Question for all married women . ( difficult )

question .

how do you see your husband , who lets you have sex with other men and dont mind ,

do you see him Lesser than man ,

do you see him as a pathetic person with weird desires and fantasies ,

please share your thoughts ,

am intrested ,

( i asked this question because its very complicated to me this scenario , i will explaine later )
 
my husband can do what he wants on business trips so long he keeps providing and uses protection. He gets tested regularly.

however we have never really discussed a solution for me. He's not the type to simply allow to share me, sadly.

Ideally I think the best solution for me would be to allow an open relationship...but not know about it? if that makes sense
 
my husband can do what he wants on business trips so long he keeps providing and uses protection. He gets tested regularly.

however we have never really discussed a solution for me. He's not the type to simply allow to share me, sadly.

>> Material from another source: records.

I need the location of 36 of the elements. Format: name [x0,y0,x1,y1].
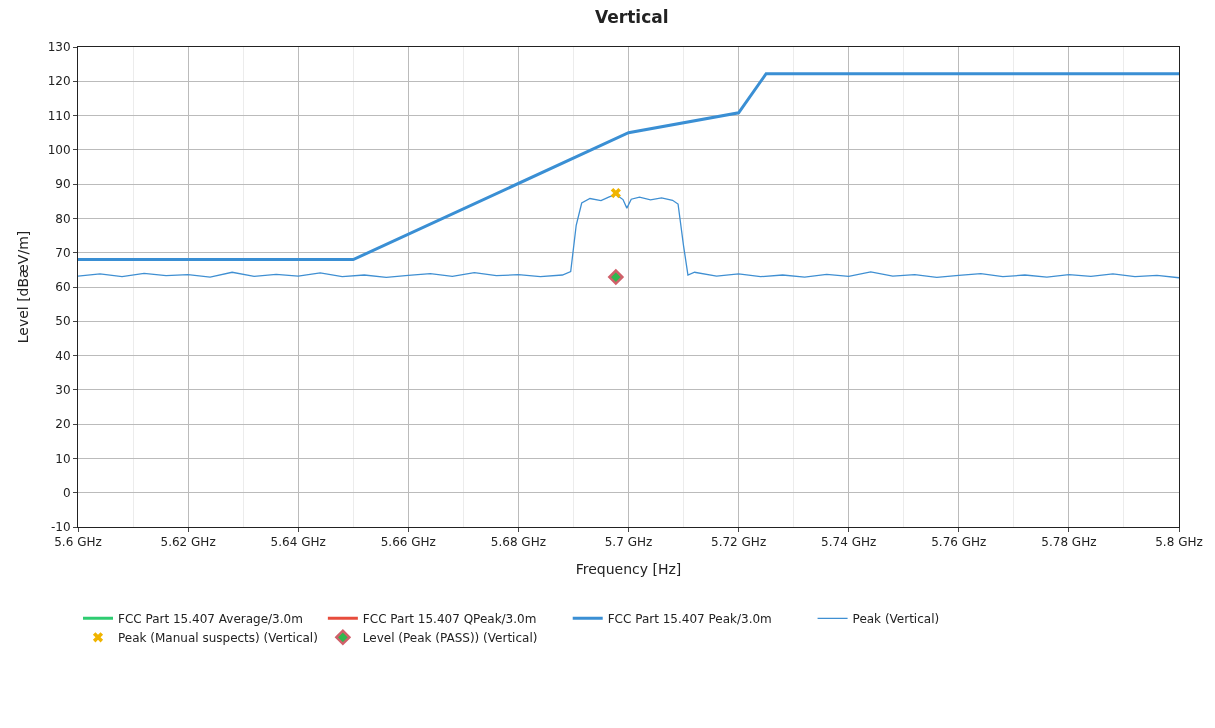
legend-label: FCC Part 15.407 Peak/3.0m [607,611,772,626]
y-tick-label: 30 [55,383,71,398]
x-tick-label: 5.78 GHz [1041,535,1097,550]
chart-title: Vertical [595,6,669,27]
x-tick-label: 5.74 GHz [821,535,877,550]
legend-label: Peak (Vertical) [852,611,940,626]
y-tick-label: 80 [55,211,71,226]
x-tick-label: 5.66 GHz [380,535,436,550]
y-tick-label: 100 [47,143,71,158]
legend-label: FCC Part 15.407 QPeak/3.0m [362,611,537,626]
legend-label: Level (Peak (PASS)) (Vertical) [362,630,538,645]
y-tick-label: 10 [55,451,71,466]
x-axis-title: Frequency [Hz] [575,560,682,577]
y-tick-label: 50 [55,314,71,329]
x-tick-label: 5.62 GHz [160,535,216,550]
x-tick-label: 5.6 GHz [54,535,102,550]
x-tick-label: 5.8 GHz [1155,535,1203,550]
y-tick-label: 110 [47,108,71,123]
x-tick-label: 5.68 GHz [490,535,546,550]
y-tick-label: -10 [50,520,71,535]
y-tick-label: 40 [55,348,71,363]
legend-label: Peak (Manual suspects) (Vertical) [118,630,318,645]
x-tick-label: 5.72 GHz [711,535,767,550]
y-tick-label: 70 [55,245,71,260]
y-tick-label: 90 [55,177,71,192]
legend-label: FCC Part 15.407 Average/3.0m [118,611,303,626]
x-tick-label: 5.64 GHz [270,535,326,550]
x-tick-label: 5.76 GHz [931,535,987,550]
line-series [78,72,1179,262]
y-tick-label: 0 [62,485,71,500]
y-tick-label: 120 [47,74,71,89]
y-tick-label: 20 [55,417,71,432]
y-tick-label: 130 [47,40,71,55]
x-tick-label: 5.7 GHz [604,535,653,550]
y-axis-title: Level [dBæV/m] [15,230,32,344]
y-tick-label: 60 [55,280,71,295]
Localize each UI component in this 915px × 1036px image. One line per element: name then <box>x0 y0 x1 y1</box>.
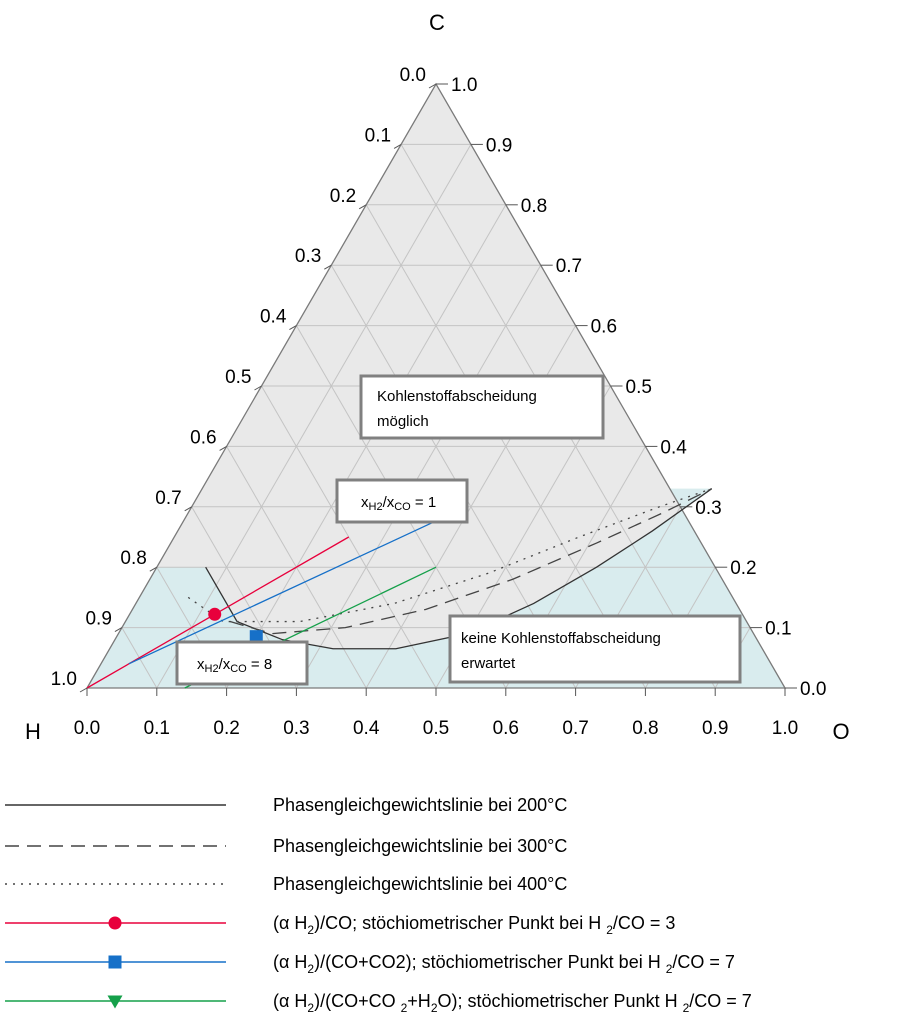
tick-label-left-3: 0.7 <box>155 488 181 509</box>
tick-label-bottom-3: 0.3 <box>283 718 309 739</box>
tick-label-bottom-5: 0.5 <box>423 718 449 739</box>
tick-label-right-7: 0.7 <box>556 256 582 277</box>
tick-label-right-3: 0.3 <box>695 498 721 519</box>
tick-label-right-0: 0.0 <box>800 679 826 700</box>
annotation-no-carbon-line-1: erwartet <box>461 655 516 672</box>
tick-label-right-6: 0.6 <box>591 317 617 338</box>
tick-label-left-7: 0.3 <box>295 246 321 267</box>
tick-left-5 <box>254 385 262 391</box>
tick-label-bottom-2: 0.2 <box>213 718 239 739</box>
boundary-line-2 <box>187 488 712 623</box>
legend-marker-5 <box>107 995 123 1009</box>
tick-label-right-4: 0.4 <box>660 437 687 458</box>
tick-label-left-9: 0.1 <box>365 125 391 146</box>
tick-left-6 <box>289 325 297 331</box>
tick-left-3 <box>184 506 192 512</box>
tick-label-left-2: 0.8 <box>120 548 146 569</box>
tick-label-right-5: 0.5 <box>626 377 652 398</box>
tick-labels: 0.01.0 0.00.10.9 0.10.20.8 0.20.30.7 0.30.40… <box>51 65 827 739</box>
legend-label-3: (α H2)/CO; stöchiometrischer Punkt bei H… <box>273 913 675 937</box>
tick-left-2 <box>149 566 158 572</box>
tick-label-left-0: 1.0 <box>51 669 77 690</box>
legend-marker-4 <box>108 955 122 969</box>
annotation-carbon-possible-line-1: möglich <box>377 413 429 430</box>
tick-left-1 <box>114 627 123 633</box>
tick-label-bottom-7: 0.7 <box>562 718 588 739</box>
legend-label-1: Phasengleichgewichtslinie bei 300°C <box>273 836 567 856</box>
tick-label-right-9: 0.9 <box>486 135 512 156</box>
tick-label-bottom-1: 0.1 <box>144 718 170 739</box>
legend-label-2: Phasengleichgewichtslinie bei 400°C <box>273 874 567 894</box>
annotation-no-carbon-line-0: keine Kohlenstoffabscheidung <box>461 630 661 647</box>
tick-label-right-8: 0.8 <box>521 196 547 217</box>
tick-label-left-4: 0.6 <box>190 427 216 448</box>
corner-label-h: H <box>25 719 41 744</box>
tick-left-4 <box>219 445 227 451</box>
tick-left-9 <box>393 143 402 149</box>
annotation-ratio8: xH2/xCO = 8 <box>197 656 272 675</box>
tick-label-bottom-10: 1.0 <box>772 718 798 739</box>
tick-label-left-8: 0.2 <box>330 186 356 207</box>
tick-left-7 <box>324 264 332 270</box>
tick-label-left-10: 0.0 <box>400 65 426 86</box>
gridline-o-1 <box>156 144 472 689</box>
legend-marker-3 <box>108 916 122 930</box>
tick-label-left-5: 0.5 <box>225 367 251 388</box>
corner-label-o: O <box>832 719 849 744</box>
annotation-ratio1: xH2/xCO = 1 <box>361 494 436 513</box>
tick-left-0 <box>79 687 88 693</box>
series-point-1 <box>249 630 263 644</box>
tick-left-8 <box>358 204 367 210</box>
boundary-line-1 <box>229 488 712 635</box>
annotation-box-no-carbon <box>448 614 742 684</box>
annotation-box-ratio8 <box>175 640 309 686</box>
legend-label-0: Phasengleichgewichtslinie bei 200°C <box>273 795 567 815</box>
tick-label-bottom-8: 0.8 <box>632 718 658 739</box>
tick-label-right-1: 0.1 <box>765 619 791 640</box>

Ideally I think the best solution for me would be to allow an open relationship...but not know about it? if that makes sense
Very, he should be FAR more understanding, you're very cool to him it seems
 
I don't think less of him because he let me have other lovers. What drew me to him (and has kept me with him) had little to do with sex. It was how we were together with our clothes on. How we looked at the world and each other. That's the stuff that shaped my view of my husband.

Hell, my husband didn't just allow me to have a lover, he encouraged me and bolstered my confidence when I was about to chicken out. He talked up my appearance, made suggestions and bought the outfit I wore on the first date. I would never have thought I could pull it off without his support. Because of that I have had two wonderful experiences that I'll never forget.

Sex with him before was good and often creative in ways I would not have come up with on my own. The reclaiming sex after my dates was amazing and intense. He encouraged me to tell him all about my date, but I was hesitant and held back at first. As he kept prying details out of me I realized how much he wanted my affairs to be good. He really wanted me to be excited and satisfied. That realization opened things up and made me more relaxed and confident sexually. His acceptance and encouragement has probably changed things between us in subtle ways, but nothing really obvious.
I would like to hear more about the reclaim sex if you don’t mind. Is it more passionate? Does bring more spice and emotion into the bedroom?
 
I would like to hear more about the reclaim sex if you don’t mind. Is it more passionate? Does bring more spice and emotion into the bedroom?
Sorry I just saw this comment.
Yes the reclaiming sex was more passionate. It was good to be welcomed back to our bed -- I was nervous my hookup would screw up my marraige. It was obvious from the vigorous passionate sex that all was well. Over the couple of days after my first time, I shared more details with my husband either as I remembered them of when he asked questions that triggered a memory. For months afterwards there was a lot of nasty pillow talk fueld by my time with my new lover. It was very fun, sexy, erotic, and oddly bonding with my husband. We shared this incredible secret that was kind of our wild side romp.
 
It was my husband who brought this topic up to move this idea forward. We had been going to Hedo and lifestyle clubs for many years but we never played, It was a chance for us (me) to dress sexily and eventually run around and dance nearly naked, A few years ago we played a bit and had some fun and it opened up more conversation. He wanted to watch me with others and that took me a bit to process. Luckily the first guy I set my eyes on to play with was a BBC. I was too nervous to let my husband watch the first time, so my friend and I had fun and my husband and I had great sex after. He watched me on the next occasion and he realized that he made me too nervous so after that he said I could play alone. But each time I play afterwards I attack him and he loves it. Now I have 2 semi-regulars that I have fun with. But I have to tell you the only one who really, really rocks my world is my husband. My fun with others is good and can be great, but nobody knows how to rock me to exhaustion like my husband. But I love him for expanding my fun and experiences.
 
My husband and I view our relationship as a partnership. We jointly make decisions about what we are going to do about everything. He doesn't give me permission to have sex with other men. I make the decision about who I'm gong to fuck and when. He is free to do that same. He has lots of women hitting on him. However, we prefer to play together. Everyone is uniquely different. It should be the sole decision of the partners about how they choose to live. I love and respect my husband as he does me. I would never trade a night of cheap sex for the solid respectful relationship that we have. If you don't respect your partner why live with them?
 
Sorry I just saw this comment.
Yes the reclaiming sex was more passionate. It was good to be welcomed back to our bed -- I was nervous my hookup would screw up my marraige. It was obvious from the vigorous passionate sex that all was well. Over the couple of days after my first time, I shared more details with my husband either as I remembered them of when he asked questions that triggered a memory. For months afterwards there was a lot of nasty pillow talk fueld by my time with my new lover. It was very fun, sexy, erotic, and oddly bonding with my husband. We shared this incredible secret that was kind of our wild side romp.